Barbara, La dame en noir
Tout ou presque, chez elle, ramenait aux fantômes du passé, bien qu'elle chantât : l ne faut jamais revenir/Aux temps cachés des souvenirs/ Ceux de l'enfance sont les pires/Ceux de l'enfance nous déchirent.La sienne, pauvre mais joyeuse, aux Batignolles, où elle naît Monique Serf en 1930, s'obscurcit la guerre venue. De cette époque, elle brûlera les photos.
Elle fait la plonge à La Fontaine des Quatre-Saisons. Chante, quand elle ne tient pas la caisse, au Cheval Blanc, à Bruxelles. Fait de vrais débuts, à la fin des années 1950, en interprétant à l'Écluse, Brassens, Ferré et Brel : J'étais face au mur et, très myope, ne voyais pas les gens mais je les entendais dire : Ah, qu'elle est laide!
Je n'ai pas d'imagination. Je n'ai que ma vie et les choses qui m'ont bouleversée. Je fais de la chanson engagée... d'amour. La consécration survient en 1965. Après la sortie de son premier album personnel, Barbara chante Barbara, l'artiste triomphe à Bobino. À rebours des modes rock et yé-yé, Nantes, À mourir pour mourir, Au bois de Saint-Amand, bouleversent un public auquel elle dédit Ma plus belle histoire d'amour.
Déjà, la légende s'empare de la longue Dame brune. Parce que ses tranches de vie ressemblent à des requiem, on pense qu'elle affiche à longueur de journée un visage de carême. En réalité, racontera son accordéoniste Roland Romanelli, Barbara était très drôle.
Du genre à chanter à tue-tête du Stone et Charden, ou à tricoter pour ses proches d'énormes écharpes à trous. Qu'est-ce qu'elle a pu me faire rire, confirmera son éclairagiste Jacques Rouveyrollis. Chez elle, on regardait le dessin animé Candy et l'on faisait des parties de Scrabble endiablées. C'était une petite fille.

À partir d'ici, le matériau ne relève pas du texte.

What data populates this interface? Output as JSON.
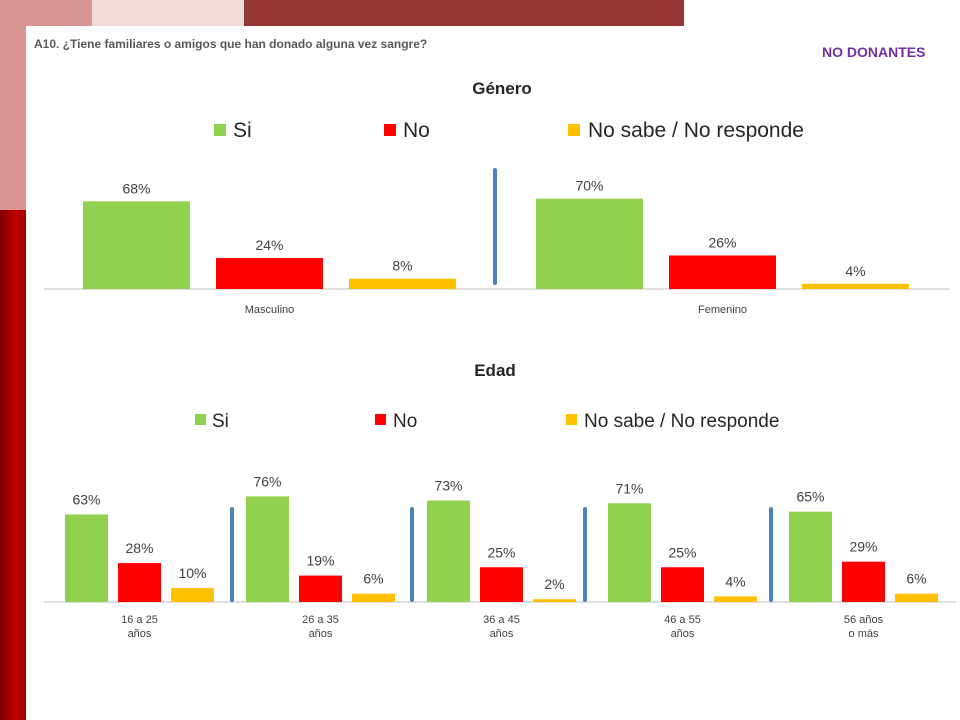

Mais parce qu'en tragédienne du music-hall, elle ne dit rien d'une vie privée qu'on imagine aussi chaste que son personnage de scène, d'aucuns l'imaginent étrangère aux plaisirs de la chair. Et pourtant... Elle a beaucoup aimé, avec intensité, confiera son ami éditeur Claude Durand. Elle a eu des aventures avec de vrais mecs et a beaucoup bourlingué.

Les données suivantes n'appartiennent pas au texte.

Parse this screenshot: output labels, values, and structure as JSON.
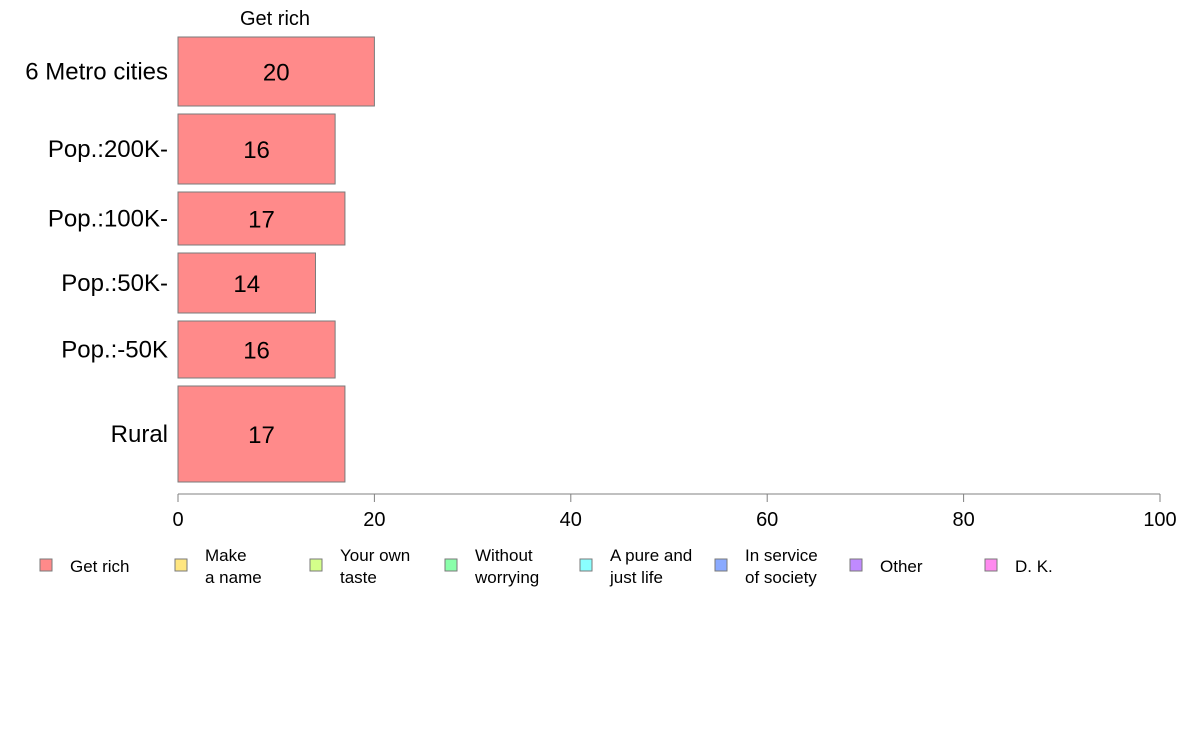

Son mariage précoce avec Claude Sluys, comme ses liaisons avec Serge Reggiani, Pierre Arditi, ou encore son amitié amoureuse avec Jacques Brel sont des plus discrètes. Après l'apogée discographique de L'Aigle noir, en 1970, puis son installation dans sa maison de campagne de Précy-sur-Marne, en 1973, l'artiste espace ses sorties médiatiques.

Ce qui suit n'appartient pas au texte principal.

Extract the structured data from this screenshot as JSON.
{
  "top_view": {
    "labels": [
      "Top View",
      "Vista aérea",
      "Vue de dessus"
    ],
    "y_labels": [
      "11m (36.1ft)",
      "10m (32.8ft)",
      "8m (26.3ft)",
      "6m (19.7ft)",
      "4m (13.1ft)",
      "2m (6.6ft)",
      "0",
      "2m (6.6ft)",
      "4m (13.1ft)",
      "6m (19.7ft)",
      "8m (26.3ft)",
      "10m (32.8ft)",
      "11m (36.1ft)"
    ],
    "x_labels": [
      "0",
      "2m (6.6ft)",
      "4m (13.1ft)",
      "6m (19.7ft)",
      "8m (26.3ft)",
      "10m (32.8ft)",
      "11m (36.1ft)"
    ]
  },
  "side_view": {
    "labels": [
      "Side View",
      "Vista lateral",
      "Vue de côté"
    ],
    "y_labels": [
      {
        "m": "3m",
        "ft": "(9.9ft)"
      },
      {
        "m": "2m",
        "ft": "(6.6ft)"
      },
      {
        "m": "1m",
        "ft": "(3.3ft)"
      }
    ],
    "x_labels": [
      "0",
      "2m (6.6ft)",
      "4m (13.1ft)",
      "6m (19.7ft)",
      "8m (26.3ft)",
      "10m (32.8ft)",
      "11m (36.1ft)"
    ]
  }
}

Chaque concert, jusqu'à l'album Seule, en 1981, puis le spectacle Lily Passion avec Depardieu, cinq ans plus tard, créent l'événement tout comme son soutien à Mitterrand. Cette femme d'une générosité folle, qui fait installer chez elle une ligne directe avec les malades du sida et achète des centaines de jouets qu'elle distribue dans les hôpitaux, ne s'économise pas. Malade, c'est sa voix qui lâche la première. Avant qu'un choc toxi-infectieux la foudroie, à 67 ans. Jusqu'au bout, Monique Serf aura traversé l'existence en funambule, sur le fil de sa vie. Entre réalisme et poésie, ferveur et tragédie.
Bio express
1930 Naissance de Monique Serf à Paris.Enfance aux Batignolles. Traumatisme de l'inceste commis par son père. 1965 Huit ans après son premier 45 tours, consécration avec l'album Barbara chante Barbara et ferveur immédiate du public. 1973 Trois ans après le triomphe de L'Aigle noir, elle s'installe à Précy-sur-Marne, chante Marienbad, puis se fait plus discrète. 1997 Barbara décède à l'hôpital américain de Neuilly d'un choc toxi-infectieux d'évolution foudroyante. Elle avait 67 ans.